El Carnicero odiaba la playa; odiaba la arena, el olor salobre del agua, los embotellamientos, todo cuanto implicaba una visita a la maldita playa. Caitlin y los chicos, con sus escapadas de verano a Cape May. Por él, se las podían comer con patatas.

Así que era el trabajo, y nada más que el trabajo, lo que lo traía a la costa, y encima hasta el sur de Jersey, nada menos. Era la venganza contra John Maggione Junior. Los dos se odiaban desde que el padre de Maggione permitió a este «irlandés pirado» convertirse en su asesino favorito. Luego, a Sullivan le ordenaron eliminar a uno de los coleguitas de Junior, y el Carnicero hizo el trabajo con su entusiasmo habitual.

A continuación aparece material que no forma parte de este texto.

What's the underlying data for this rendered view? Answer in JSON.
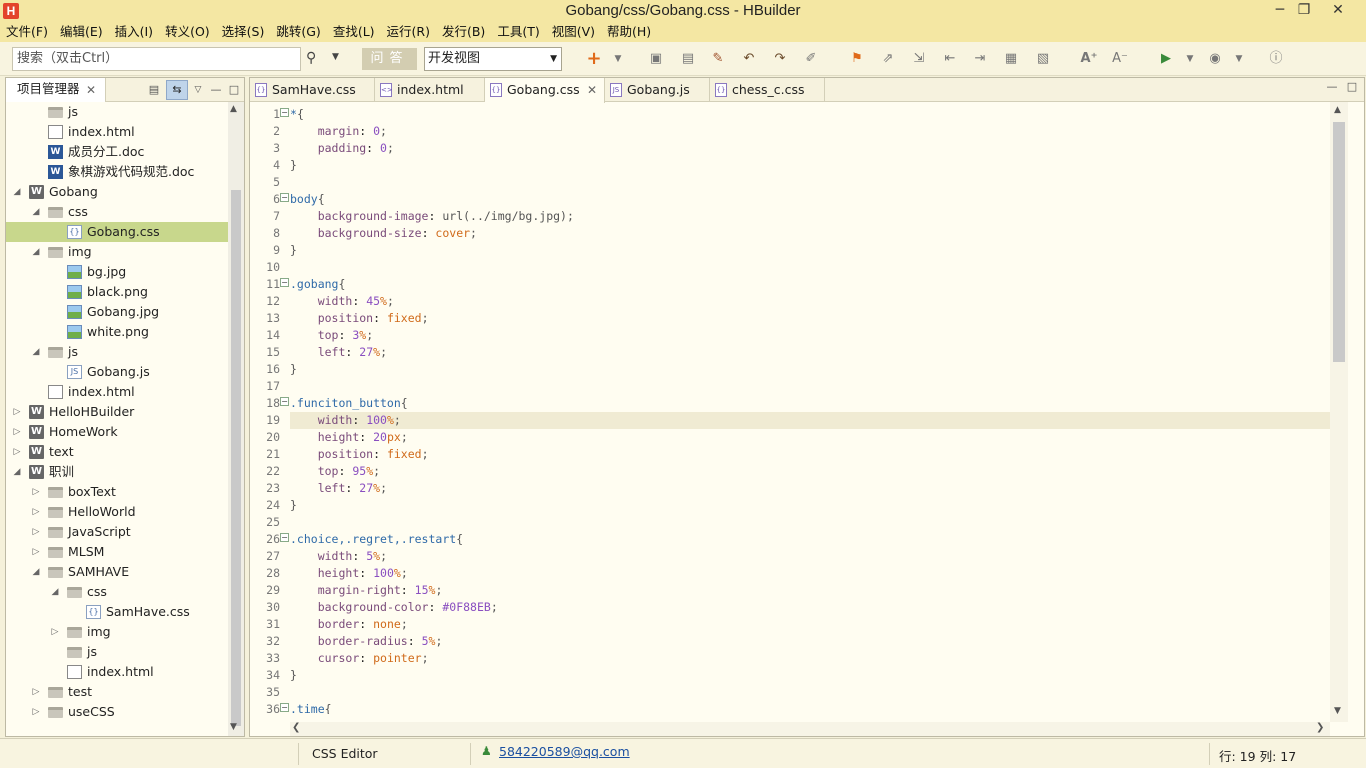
{
  "window": {
    "title": "Gobang/css/Gobang.css  -  HBuilder",
    "logo": "H",
    "minimize": "─",
    "maximize": "❐",
    "close": "✕"
  },
  "menu": [
    "文件(F)",
    "编辑(E)",
    "插入(I)",
    "转义(O)",
    "选择(S)",
    "跳转(G)",
    "查找(L)",
    "运行(R)",
    "发行(B)",
    "工具(T)",
    "视图(V)",
    "帮助(H)"
  ],
  "toolbar": {
    "search_placeholder": "搜索（双击Ctrl）",
    "ask_label": "问答",
    "view_select": "开发视图"
  },
  "project_panel": {
    "tab_label": "项目管理器",
    "tree": [
      {
        "label": "js",
        "icon": "folder",
        "level": 2,
        "twisty": ""
      },
      {
        "label": "index.html",
        "icon": "web",
        "level": 2,
        "twisty": ""
      },
      {
        "label": "成员分工.doc",
        "icon": "word",
        "level": 2,
        "twisty": ""
      },
      {
        "label": "象棋游戏代码规范.doc",
        "icon": "word",
        "level": 2,
        "twisty": ""
      },
      {
        "label": "Gobang",
        "icon": "project",
        "level": 1,
        "twisty": "open"
      },
      {
        "label": "css",
        "icon": "folder",
        "level": 2,
        "twisty": "open"
      },
      {
        "label": "Gobang.css",
        "icon": "css",
        "level": 3,
        "twisty": "",
        "selected": true
      },
      {
        "label": "img",
        "icon": "folder",
        "level": 2,
        "twisty": "open"
      },
      {
        "label": "bg.jpg",
        "icon": "image",
        "level": 3,
        "twisty": ""
      },
      {
        "label": "black.png",
        "icon": "image",
        "level": 3,
        "twisty": ""
      },
      {
        "label": "Gobang.jpg",
        "icon": "image",
        "level": 3,
        "twisty": ""
      },
      {
        "label": "white.png",
        "icon": "image",
        "level": 3,
        "twisty": ""
      },
      {
        "label": "js",
        "icon": "folder",
        "level": 2,
        "twisty": "open"
      },
      {
        "label": "Gobang.js",
        "icon": "js",
        "level": 3,
        "twisty": ""
      },
      {
        "label": "index.html",
        "icon": "web",
        "level": 2,
        "twisty": ""
      },
      {
        "label": "HelloHBuilder",
        "icon": "project",
        "level": 1,
        "twisty": "closed"
      },
      {
        "label": "HomeWork",
        "icon": "project",
        "level": 1,
        "twisty": "closed"
      },
      {
        "label": "text",
        "icon": "project",
        "level": 1,
        "twisty": "closed"
      },
      {
        "label": "职训",
        "icon": "project",
        "level": 1,
        "twisty": "open"
      },
      {
        "label": "boxText",
        "icon": "folder",
        "level": 2,
        "twisty": "closed"
      },
      {
        "label": "HelloWorld",
        "icon": "folder",
        "level": 2,
        "twisty": "closed"
      },
      {
        "label": "JavaScript",
        "icon": "folder",
        "level": 2,
        "twisty": "closed"
      },
      {
        "label": "MLSM",
        "icon": "folder",
        "level": 2,
        "twisty": "closed"
      },
      {
        "label": "SAMHAVE",
        "icon": "folder",
        "level": 2,
        "twisty": "open"
      },
      {
        "label": "css",
        "icon": "folder",
        "level": 3,
        "twisty": "open"
      },
      {
        "label": "SamHave.css",
        "icon": "css",
        "level": 4,
        "twisty": ""
      },
      {
        "label": "img",
        "icon": "folder",
        "level": 3,
        "twisty": "closed"
      },
      {
        "label": "js",
        "icon": "folder",
        "level": 3,
        "twisty": ""
      },
      {
        "label": "index.html",
        "icon": "web",
        "level": 3,
        "twisty": ""
      },
      {
        "label": "test",
        "icon": "folder",
        "level": 2,
        "twisty": "closed"
      },
      {
        "label": "useCSS",
        "icon": "folder",
        "level": 2,
        "twisty": "closed"
      }
    ]
  },
  "editor": {
    "tabs": [
      {
        "label": "SamHave.css",
        "icon": "css",
        "active": false
      },
      {
        "label": "index.html",
        "icon": "html",
        "active": false
      },
      {
        "label": "Gobang.css",
        "icon": "css",
        "active": true
      },
      {
        "label": "Gobang.js",
        "icon": "js",
        "active": false
      },
      {
        "label": "chess_c.css",
        "icon": "css",
        "active": false
      }
    ],
    "current_line": 19,
    "fold_lines": [
      1,
      6,
      11,
      18,
      26,
      36
    ],
    "lines": [
      "*{",
      "    margin: 0;",
      "    padding: 0;",
      "}",
      "",
      "body{",
      "    background-image: url(../img/bg.jpg);",
      "    background-size: cover;",
      "}",
      "",
      ".gobang{",
      "    width: 45%;",
      "    position: fixed;",
      "    top: 3%;",
      "    left: 27%;",
      "}",
      "",
      ".funciton_button{",
      "    width: 100%;",
      "    height: 20px;",
      "    position: fixed;",
      "    top: 95%;",
      "    left: 27%;",
      "}",
      "",
      ".choice,.regret,.restart{",
      "    width: 5%;",
      "    height: 100%;",
      "    margin-right: 15%;",
      "    background-color: #0F88EB;",
      "    border: none;",
      "    border-radius: 5%;",
      "    cursor: pointer;",
      "}",
      "",
      ".time{"
    ]
  },
  "status": {
    "editor_type": "CSS Editor",
    "user": "584220589@qq.com",
    "position": "行: 19 列: 17"
  }
}
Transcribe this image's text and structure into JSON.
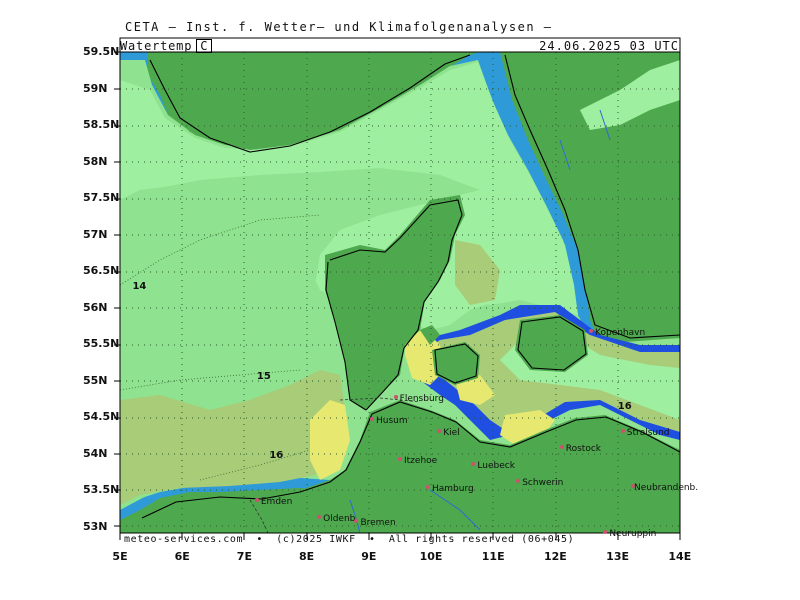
{
  "header": {
    "title": "CETA — Inst. f. Wetter— und Klimafolgenanalysen —",
    "variable": "Watertemp",
    "unit": "C",
    "datetime": "24.06.2025 03 UTC"
  },
  "footer": "meteo-services.com  •  (c)2025 IWKF  •  All rights reserved (06+045)",
  "axes": {
    "lat_labels": [
      "59.5N",
      "59N",
      "58.5N",
      "58N",
      "57.5N",
      "57N",
      "56.5N",
      "56N",
      "55.5N",
      "55N",
      "54.5N",
      "54N",
      "53.5N",
      "53N"
    ],
    "lon_labels": [
      "5E",
      "6E",
      "7E",
      "8E",
      "9E",
      "10E",
      "11E",
      "12E",
      "13E",
      "14E"
    ]
  },
  "isolines": [
    {
      "label": "14",
      "lon": 5.2,
      "lat": 56.28
    },
    {
      "label": "15",
      "lon": 7.2,
      "lat": 55.05
    },
    {
      "label": "16",
      "lon": 7.4,
      "lat": 53.98
    },
    {
      "label": "16",
      "lon": 13.0,
      "lat": 54.65
    }
  ],
  "cities": [
    {
      "name": "Flensburg",
      "lon": 9.43,
      "lat": 54.78
    },
    {
      "name": "Husum",
      "lon": 9.05,
      "lat": 54.48
    },
    {
      "name": "Kiel",
      "lon": 10.13,
      "lat": 54.32
    },
    {
      "name": "Itzehoe",
      "lon": 9.5,
      "lat": 53.93
    },
    {
      "name": "Luebeck",
      "lon": 10.68,
      "lat": 53.87
    },
    {
      "name": "Rostock",
      "lon": 12.1,
      "lat": 54.09
    },
    {
      "name": "Schwerin",
      "lon": 11.4,
      "lat": 53.63
    },
    {
      "name": "Hamburg",
      "lon": 9.95,
      "lat": 53.55
    },
    {
      "name": "Emden",
      "lon": 7.2,
      "lat": 53.37
    },
    {
      "name": "Oldenb.",
      "lon": 8.2,
      "lat": 53.14
    },
    {
      "name": "Bremen",
      "lon": 8.8,
      "lat": 53.08
    },
    {
      "name": "Neubrandenb.",
      "lon": 13.25,
      "lat": 53.56
    },
    {
      "name": "Neuruppin",
      "lon": 12.8,
      "lat": 52.93
    },
    {
      "name": "Kopenhavn",
      "lon": 12.57,
      "lat": 55.68
    },
    {
      "name": "Stralsund",
      "lon": 13.08,
      "lat": 54.31
    }
  ],
  "colors": {
    "land": "#4ea84e",
    "coast_dark": "#2f9a55",
    "coast_mid": "#4cbf7a",
    "coast_blue": "#1e4fe0",
    "coast_lightblue": "#2e9ad8",
    "sea_14": "#9fefa0",
    "sea_15": "#8fe28f",
    "sea_16": "#a8cc78",
    "sea_17": "#e6e870"
  }
}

Cortó a Rico Marinacci en pedacitos.

John Maggione Junior no daba señales de vida últimamente —lo que tampoco era de extrañar—, así que el Carnicero había modificado sus planes un poco, de momento. Si todavía no podía cortar la cabeza, empezaría por alguna otra parte del cuerpo.

La parte, en este caso, se llamaba Dante Ricci. Dante era el miembro de pleno derecho más joven del sindicato Maggione, y un favorito personal del Don. Era como un hijo para él. Y lo que no dejaba de tener su chiste era que John Maggione no permitía a sus socios ni limpiarse el culo sin consultarlo antes con Dante.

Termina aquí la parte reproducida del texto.